Un’altra cosa che è impossibile non notare è la fragilità dei personaggi maschili. Anche quelli che appaiono più sicuri di sé tradiscono la propria immagine rivelando identità fittizie o grosse difficoltà relazionali, rappresentate in modo impeccabile. Cosa ti ha portato a concentrarti su questo aspetto in particolare?

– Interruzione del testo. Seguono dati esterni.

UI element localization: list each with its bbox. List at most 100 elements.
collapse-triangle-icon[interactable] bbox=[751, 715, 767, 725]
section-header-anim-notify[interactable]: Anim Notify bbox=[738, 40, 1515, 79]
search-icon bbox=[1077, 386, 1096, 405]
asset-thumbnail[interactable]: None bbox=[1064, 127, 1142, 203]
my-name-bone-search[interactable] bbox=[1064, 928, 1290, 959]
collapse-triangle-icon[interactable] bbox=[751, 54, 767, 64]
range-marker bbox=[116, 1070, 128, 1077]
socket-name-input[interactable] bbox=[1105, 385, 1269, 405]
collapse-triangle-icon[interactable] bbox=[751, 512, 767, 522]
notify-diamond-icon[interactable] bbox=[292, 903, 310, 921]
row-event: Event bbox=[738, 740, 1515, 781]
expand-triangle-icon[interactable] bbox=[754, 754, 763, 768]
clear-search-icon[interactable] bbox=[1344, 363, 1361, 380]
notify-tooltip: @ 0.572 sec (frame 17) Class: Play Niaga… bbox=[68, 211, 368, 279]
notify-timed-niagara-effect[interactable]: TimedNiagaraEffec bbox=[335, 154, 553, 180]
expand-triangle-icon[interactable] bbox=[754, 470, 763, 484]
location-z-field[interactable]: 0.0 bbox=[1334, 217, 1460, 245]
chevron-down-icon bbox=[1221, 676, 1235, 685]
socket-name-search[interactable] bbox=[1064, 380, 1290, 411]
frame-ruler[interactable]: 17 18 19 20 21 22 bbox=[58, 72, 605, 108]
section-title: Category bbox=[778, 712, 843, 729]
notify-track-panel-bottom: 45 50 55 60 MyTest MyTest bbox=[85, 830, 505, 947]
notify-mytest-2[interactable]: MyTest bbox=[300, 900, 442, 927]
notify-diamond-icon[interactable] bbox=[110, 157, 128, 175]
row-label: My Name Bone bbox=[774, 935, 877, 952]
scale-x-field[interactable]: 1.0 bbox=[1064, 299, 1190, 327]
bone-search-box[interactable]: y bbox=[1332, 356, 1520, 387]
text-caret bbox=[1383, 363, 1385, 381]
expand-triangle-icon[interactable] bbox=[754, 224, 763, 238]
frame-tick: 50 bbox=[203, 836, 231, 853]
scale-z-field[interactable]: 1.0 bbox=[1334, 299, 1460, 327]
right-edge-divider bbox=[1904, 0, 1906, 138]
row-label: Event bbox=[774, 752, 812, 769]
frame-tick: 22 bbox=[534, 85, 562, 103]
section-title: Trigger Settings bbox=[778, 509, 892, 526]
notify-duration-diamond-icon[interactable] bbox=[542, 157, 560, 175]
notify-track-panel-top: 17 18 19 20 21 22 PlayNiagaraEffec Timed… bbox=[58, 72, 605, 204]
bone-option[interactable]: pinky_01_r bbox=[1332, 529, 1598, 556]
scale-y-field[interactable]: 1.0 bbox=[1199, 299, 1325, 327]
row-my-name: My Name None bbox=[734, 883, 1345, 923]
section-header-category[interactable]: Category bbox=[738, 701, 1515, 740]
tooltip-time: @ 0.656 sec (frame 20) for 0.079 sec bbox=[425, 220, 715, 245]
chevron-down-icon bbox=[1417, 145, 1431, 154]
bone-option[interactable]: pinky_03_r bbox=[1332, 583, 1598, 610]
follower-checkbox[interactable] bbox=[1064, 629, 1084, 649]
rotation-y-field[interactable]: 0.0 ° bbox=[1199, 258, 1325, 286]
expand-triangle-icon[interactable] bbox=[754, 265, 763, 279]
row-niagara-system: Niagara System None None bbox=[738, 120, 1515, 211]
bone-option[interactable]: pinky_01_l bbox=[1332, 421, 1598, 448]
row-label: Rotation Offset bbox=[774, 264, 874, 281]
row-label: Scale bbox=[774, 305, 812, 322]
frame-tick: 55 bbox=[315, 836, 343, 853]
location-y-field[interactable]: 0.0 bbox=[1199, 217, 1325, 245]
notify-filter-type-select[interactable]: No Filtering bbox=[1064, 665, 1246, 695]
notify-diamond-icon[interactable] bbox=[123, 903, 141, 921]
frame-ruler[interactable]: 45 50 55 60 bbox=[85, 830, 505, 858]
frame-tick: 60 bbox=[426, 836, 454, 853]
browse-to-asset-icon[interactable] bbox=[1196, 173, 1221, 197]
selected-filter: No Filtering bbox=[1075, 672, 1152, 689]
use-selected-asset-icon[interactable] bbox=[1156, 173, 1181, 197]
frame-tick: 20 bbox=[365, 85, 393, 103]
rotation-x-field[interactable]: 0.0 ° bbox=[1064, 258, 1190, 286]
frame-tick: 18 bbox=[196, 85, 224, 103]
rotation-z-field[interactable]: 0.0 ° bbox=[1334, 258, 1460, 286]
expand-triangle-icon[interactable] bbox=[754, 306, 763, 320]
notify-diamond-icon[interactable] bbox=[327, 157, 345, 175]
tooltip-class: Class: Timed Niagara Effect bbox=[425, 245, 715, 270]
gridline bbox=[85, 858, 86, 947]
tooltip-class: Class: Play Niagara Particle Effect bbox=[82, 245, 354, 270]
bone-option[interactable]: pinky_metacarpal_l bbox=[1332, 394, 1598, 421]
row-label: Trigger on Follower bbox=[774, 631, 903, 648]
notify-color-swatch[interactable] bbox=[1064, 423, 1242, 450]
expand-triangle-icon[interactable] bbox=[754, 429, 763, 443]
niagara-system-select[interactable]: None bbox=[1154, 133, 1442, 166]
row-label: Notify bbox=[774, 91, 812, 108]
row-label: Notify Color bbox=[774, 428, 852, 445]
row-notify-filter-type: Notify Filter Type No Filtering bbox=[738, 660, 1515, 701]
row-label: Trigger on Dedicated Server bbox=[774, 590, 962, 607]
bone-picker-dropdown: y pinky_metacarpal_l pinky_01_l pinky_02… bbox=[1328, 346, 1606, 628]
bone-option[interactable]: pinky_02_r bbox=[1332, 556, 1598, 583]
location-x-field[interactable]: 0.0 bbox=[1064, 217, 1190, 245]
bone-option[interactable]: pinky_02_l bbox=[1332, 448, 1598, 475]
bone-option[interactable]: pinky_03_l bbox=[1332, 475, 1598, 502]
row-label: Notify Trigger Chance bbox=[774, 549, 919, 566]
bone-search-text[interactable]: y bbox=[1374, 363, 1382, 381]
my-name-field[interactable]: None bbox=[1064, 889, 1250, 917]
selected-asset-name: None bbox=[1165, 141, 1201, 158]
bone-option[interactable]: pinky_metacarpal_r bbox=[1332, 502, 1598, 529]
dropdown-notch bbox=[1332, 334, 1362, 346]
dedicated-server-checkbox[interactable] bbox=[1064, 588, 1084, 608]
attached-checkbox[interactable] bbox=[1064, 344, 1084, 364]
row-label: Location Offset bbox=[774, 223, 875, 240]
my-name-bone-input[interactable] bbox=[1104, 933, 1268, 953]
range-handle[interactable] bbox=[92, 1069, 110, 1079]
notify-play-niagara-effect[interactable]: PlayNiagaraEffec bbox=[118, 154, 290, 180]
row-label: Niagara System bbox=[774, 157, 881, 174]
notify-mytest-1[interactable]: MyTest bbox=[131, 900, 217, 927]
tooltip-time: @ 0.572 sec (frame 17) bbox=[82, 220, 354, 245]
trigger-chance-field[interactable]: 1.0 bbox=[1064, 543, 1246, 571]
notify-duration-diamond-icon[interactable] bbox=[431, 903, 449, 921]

“Non mi piaceva l’idea di costruire un fumetto con protagonisti e antagonisti per cui sai quali parti prendere, non penso che nella vita reale funzioni così. Perciò se voglio rappresentare, ad esempio, un contesto sessista lo faccio per come lo è davvero: un sistema dove a chiunque, femmina o maschio, viene assegnato un ruolo preciso. I ragazzi di Padovaland devono essere sportivi, intraprendenti, loquaci, e soprattutto carismatici 24 ore su 24. Non c’è cosa peggiore di un uomo noioso”.

Un’ultima domanda: siamo curiosi di sapere come lavori! Sei uno di quelli che si organizza i progetti in turni di 9 ore al giorno (che spesso e volentieri, lo sappiamo, sono 12 o 14 ore…), distribuite in vari mesi, oppure ti lasci prendere dall’impulso creativo, disegnando senza sosta giorno e notte tutto d’un fiato? A quale parte del processo creativo dedichi più energie?

“In una prima fase, quando preparavo le “fondamenta” di Padovaland (scrittura del soggetto, scaletta, personaggi ecc.), stabilivo un tempo di 8 ore al giorno, ma che alla fine rispettavo a malapena per via di numerosi blocchi creativi. Penso che la progettazione della storia sia la parte di lavoro più angosciante, perché manca di quella meccanicità che trovo invece nei definitivi. Non a caso, quando sono passato alla realizzazione delle tavole, le 8 ore giornaliere diventavano 10 e le riempivo tutte ininterrottamente. Il lavoro era sempre duro però sapevo quello che dovevo fare, tutto veniva da sé, e se un particolare non funzionava lo rifacevo finché non ne ero convinto”.